David Olef spricht mit Angela von der Goltz über Marmelade und die Kunst, sich neu zu erfinden

ESSKULTUR

Auf dem Weg zur Eröffnung der Marmeladenmanufaktur schaffte es Angela von der Goltz immer wieder, sich neu zu erfinden und ihre Stärken zu nutzen. 2007 wagte sie den Sprung aus dem theoretischen Bereich der Kulturwissenschaft in die ganz praktische Landschaft der Esskultur. Mittlerweile ist sie seit über 15 Jahren Inhaberin der Marmeladenmanufaktur in Münster und begeistert mit handgemachtem und nachhaltigem Fruchtaufstrich. Dabei zeigt sie auch, warum Marmelade mehr mit Kultur zu tun hat, als man auf den ersten Blick denkt.

Hallo Angela, nimm uns einmal mit ins Jahr 2007: Dort begann die Geschichte deiner Marmeladenmanufaktur in Münster.


Genau, zu dem Zeitpunkt war die Gründung, aber die Idee begann schon ein Stück früher.


Wie kam es zu dieser doch ungewöhnlichen Idee?


Eigentlich bin ich Kulturwissenschaftlerin - und habe mich zu dem Zeitpunkt beruflich komplett neu erfunden. Damals bin ich aus dem theoretischen Bereich ausgestiegen und habe mit der Marmeladenmanufaktur etwas Praktisches und zudem komplett Eigenes entwickelt.
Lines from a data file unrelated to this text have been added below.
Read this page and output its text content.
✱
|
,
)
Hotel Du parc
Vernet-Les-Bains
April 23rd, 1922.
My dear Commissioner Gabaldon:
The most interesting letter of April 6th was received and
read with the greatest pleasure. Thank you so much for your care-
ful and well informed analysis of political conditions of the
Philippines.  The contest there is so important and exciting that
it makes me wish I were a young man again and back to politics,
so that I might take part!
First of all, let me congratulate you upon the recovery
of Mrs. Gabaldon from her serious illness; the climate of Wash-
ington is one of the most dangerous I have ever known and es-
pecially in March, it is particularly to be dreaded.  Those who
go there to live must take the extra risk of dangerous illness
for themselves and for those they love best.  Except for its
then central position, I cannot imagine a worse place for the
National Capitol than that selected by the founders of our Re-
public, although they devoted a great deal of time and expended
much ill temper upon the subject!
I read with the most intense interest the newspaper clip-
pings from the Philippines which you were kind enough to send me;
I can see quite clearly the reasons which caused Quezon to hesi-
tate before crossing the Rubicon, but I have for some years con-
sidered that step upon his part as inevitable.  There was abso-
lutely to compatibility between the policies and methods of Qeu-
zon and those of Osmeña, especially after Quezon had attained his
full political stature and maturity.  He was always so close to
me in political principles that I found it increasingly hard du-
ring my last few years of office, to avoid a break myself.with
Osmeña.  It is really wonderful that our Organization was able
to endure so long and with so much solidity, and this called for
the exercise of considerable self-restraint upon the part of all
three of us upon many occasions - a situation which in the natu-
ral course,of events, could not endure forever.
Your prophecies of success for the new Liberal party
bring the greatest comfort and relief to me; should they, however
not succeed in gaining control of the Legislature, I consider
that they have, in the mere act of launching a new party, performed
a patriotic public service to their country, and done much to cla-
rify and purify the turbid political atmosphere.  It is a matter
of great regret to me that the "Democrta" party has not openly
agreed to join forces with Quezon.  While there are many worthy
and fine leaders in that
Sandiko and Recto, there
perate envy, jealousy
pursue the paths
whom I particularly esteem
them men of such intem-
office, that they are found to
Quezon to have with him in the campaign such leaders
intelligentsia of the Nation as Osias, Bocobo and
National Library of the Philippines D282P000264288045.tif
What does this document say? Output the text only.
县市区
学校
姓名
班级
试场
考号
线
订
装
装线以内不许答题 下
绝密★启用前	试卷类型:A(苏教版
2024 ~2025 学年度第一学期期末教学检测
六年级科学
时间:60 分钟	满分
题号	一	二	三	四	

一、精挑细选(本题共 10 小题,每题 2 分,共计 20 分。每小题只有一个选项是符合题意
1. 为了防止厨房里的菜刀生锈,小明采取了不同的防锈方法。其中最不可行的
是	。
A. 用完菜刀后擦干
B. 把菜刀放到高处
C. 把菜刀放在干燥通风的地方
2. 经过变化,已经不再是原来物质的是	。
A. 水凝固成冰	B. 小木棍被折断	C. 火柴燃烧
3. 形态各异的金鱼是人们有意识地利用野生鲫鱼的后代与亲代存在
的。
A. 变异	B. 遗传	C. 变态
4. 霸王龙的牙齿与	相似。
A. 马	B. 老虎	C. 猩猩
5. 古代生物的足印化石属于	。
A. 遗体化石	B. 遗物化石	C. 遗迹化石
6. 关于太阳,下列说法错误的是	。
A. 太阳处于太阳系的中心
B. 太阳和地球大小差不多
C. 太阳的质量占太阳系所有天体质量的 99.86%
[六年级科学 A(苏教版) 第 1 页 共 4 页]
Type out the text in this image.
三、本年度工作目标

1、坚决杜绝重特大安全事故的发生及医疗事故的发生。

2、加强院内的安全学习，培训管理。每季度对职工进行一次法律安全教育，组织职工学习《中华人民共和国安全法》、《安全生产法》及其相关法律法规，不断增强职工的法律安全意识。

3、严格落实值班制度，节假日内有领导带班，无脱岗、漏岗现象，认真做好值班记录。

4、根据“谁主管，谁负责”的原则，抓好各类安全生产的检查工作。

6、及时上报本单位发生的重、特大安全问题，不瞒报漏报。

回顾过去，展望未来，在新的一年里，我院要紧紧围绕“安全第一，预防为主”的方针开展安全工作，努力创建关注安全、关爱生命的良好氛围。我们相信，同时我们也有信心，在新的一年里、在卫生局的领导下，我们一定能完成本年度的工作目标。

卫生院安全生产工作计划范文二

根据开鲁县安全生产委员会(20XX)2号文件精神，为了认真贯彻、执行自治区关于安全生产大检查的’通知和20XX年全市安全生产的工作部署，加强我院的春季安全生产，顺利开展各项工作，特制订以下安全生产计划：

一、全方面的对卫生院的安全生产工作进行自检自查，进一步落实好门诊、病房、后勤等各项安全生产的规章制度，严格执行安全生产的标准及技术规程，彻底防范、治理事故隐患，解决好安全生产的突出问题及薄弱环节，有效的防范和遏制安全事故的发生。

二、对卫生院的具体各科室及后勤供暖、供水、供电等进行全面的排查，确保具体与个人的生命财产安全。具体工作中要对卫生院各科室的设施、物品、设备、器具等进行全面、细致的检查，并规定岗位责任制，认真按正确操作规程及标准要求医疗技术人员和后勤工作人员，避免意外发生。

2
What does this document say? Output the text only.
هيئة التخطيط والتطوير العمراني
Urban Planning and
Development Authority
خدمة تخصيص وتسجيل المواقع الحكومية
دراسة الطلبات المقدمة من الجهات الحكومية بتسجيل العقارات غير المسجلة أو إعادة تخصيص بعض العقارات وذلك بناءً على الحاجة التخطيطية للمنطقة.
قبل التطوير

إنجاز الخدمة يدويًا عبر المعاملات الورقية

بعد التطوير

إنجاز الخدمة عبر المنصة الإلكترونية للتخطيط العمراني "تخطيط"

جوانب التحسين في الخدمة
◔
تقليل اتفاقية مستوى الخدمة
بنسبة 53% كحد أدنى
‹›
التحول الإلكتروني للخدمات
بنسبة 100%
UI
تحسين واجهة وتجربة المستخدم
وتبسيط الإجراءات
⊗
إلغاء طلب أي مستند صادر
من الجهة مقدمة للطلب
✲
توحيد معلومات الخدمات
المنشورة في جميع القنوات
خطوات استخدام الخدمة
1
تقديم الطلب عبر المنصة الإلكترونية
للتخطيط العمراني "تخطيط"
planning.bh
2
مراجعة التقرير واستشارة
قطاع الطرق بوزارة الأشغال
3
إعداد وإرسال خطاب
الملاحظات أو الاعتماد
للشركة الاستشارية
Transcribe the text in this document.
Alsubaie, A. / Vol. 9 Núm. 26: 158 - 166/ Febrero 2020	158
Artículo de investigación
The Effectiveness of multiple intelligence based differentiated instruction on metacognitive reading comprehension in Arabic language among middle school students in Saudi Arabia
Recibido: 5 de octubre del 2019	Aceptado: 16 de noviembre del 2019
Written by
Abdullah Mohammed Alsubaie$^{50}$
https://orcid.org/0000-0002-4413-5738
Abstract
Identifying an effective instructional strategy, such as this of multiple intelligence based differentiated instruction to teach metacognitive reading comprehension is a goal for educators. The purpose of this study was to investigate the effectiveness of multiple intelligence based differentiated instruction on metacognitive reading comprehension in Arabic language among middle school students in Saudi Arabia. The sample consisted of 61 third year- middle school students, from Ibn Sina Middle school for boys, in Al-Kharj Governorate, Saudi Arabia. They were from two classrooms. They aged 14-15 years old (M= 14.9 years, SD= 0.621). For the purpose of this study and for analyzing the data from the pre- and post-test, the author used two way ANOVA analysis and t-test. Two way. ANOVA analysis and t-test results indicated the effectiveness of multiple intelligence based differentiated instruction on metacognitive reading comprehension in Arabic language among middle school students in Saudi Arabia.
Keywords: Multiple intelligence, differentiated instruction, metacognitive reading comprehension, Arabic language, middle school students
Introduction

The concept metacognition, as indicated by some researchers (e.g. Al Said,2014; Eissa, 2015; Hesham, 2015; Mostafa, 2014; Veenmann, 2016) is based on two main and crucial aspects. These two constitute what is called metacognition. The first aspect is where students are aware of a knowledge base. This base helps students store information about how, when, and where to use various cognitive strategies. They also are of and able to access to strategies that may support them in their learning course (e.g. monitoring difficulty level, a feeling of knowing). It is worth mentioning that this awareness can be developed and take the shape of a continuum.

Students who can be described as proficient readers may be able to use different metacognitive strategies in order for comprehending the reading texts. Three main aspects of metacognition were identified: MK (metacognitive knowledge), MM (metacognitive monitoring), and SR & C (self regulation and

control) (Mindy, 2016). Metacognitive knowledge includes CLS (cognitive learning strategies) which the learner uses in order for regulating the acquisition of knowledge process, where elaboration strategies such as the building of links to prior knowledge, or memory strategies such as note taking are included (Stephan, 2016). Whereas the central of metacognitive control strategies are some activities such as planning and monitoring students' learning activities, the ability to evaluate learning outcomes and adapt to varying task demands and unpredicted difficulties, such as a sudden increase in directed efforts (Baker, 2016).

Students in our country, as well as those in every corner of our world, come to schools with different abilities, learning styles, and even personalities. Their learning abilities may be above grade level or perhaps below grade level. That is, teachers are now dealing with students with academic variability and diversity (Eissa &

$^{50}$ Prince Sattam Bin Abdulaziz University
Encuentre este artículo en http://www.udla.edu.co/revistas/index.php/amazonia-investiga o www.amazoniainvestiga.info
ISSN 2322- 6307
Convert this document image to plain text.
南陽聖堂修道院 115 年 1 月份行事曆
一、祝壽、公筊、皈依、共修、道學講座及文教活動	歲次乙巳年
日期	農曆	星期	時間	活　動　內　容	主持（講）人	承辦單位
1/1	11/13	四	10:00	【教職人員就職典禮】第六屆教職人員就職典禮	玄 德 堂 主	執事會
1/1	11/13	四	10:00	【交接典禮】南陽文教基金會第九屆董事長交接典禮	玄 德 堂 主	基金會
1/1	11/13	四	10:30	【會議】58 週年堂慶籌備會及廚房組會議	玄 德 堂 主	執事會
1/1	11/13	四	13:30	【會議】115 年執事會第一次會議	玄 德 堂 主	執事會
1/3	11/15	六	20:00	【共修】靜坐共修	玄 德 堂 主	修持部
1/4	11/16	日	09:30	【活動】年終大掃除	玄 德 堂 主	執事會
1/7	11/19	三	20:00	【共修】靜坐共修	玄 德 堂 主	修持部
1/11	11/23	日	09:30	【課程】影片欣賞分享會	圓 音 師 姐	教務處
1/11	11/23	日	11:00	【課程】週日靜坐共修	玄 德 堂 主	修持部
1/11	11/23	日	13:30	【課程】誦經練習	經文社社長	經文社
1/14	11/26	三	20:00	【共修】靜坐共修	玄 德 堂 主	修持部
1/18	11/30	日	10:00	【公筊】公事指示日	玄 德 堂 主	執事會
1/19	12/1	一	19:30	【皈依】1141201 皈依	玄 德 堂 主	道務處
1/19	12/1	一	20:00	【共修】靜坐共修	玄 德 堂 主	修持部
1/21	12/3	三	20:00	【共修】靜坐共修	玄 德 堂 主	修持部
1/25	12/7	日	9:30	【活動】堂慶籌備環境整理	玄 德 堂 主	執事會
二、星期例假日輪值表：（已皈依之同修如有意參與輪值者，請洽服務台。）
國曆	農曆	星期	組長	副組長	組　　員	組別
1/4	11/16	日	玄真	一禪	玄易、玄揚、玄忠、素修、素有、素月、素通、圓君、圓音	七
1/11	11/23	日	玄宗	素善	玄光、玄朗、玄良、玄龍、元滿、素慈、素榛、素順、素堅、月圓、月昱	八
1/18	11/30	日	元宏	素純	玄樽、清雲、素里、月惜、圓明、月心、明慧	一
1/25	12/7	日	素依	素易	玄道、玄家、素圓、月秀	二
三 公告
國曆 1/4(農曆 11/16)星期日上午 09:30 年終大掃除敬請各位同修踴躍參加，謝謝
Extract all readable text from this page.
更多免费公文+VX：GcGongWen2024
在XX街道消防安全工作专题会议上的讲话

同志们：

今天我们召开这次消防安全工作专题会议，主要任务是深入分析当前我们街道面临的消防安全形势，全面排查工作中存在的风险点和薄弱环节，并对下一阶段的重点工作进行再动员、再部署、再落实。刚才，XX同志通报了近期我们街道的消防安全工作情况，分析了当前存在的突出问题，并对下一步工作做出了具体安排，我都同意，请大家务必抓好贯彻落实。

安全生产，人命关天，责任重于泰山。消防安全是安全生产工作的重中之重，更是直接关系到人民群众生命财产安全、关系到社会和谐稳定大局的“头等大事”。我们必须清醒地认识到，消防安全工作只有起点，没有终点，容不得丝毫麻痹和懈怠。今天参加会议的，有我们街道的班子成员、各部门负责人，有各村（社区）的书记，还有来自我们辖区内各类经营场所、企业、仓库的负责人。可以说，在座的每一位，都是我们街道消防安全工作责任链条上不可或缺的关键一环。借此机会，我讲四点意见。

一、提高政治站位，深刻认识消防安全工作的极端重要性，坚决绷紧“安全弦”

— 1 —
Und vorher hast du im wissenschaftlichen Bereich gearbeitet?


Ich habe verschiedene Arbeitsfelder bespielt. Mein Studium habe ich mir beispielsweise komplett durch Arbeiten für das WDR-Fernsehen finanziert. Ansonsten war ich unter anderem als Agentin für zwei Berliner Schriftsteller tätig, war wissenschaftliche Mitarbeiterin an der WWU oder habe im Kulturprojektmanagement gearbeitet. In Münster war ich wirklich in vielen Bereichen unterwegs.


Das klingt auch danach.


Letztlich ist das im weitesten Sinne fast alles Kulturwissenschaft in praktischen Tätigkeitsfeldern, genauso wie auch die Manufaktur eine Form der Kultivierung ist.


Inwiefern?


In der Form von Esskultur. Wir möchten als eingetragene Marke Lebensmittel produzieren, die nicht nur großartig schmecken, sondern auch gute, oft biologische und fair gehandelte Zutaten und ein modernes Produktdesign haben. Dazu gehört auch, dass wir in regionalen Wirtschaftskreisläufen denken und handeln. Die Idee, ein Produkt in Münster und für Münster herzustellen, gefällt mir immer noch.


Hattest du Marmelade denn von Anfang an als Thema im Kopf?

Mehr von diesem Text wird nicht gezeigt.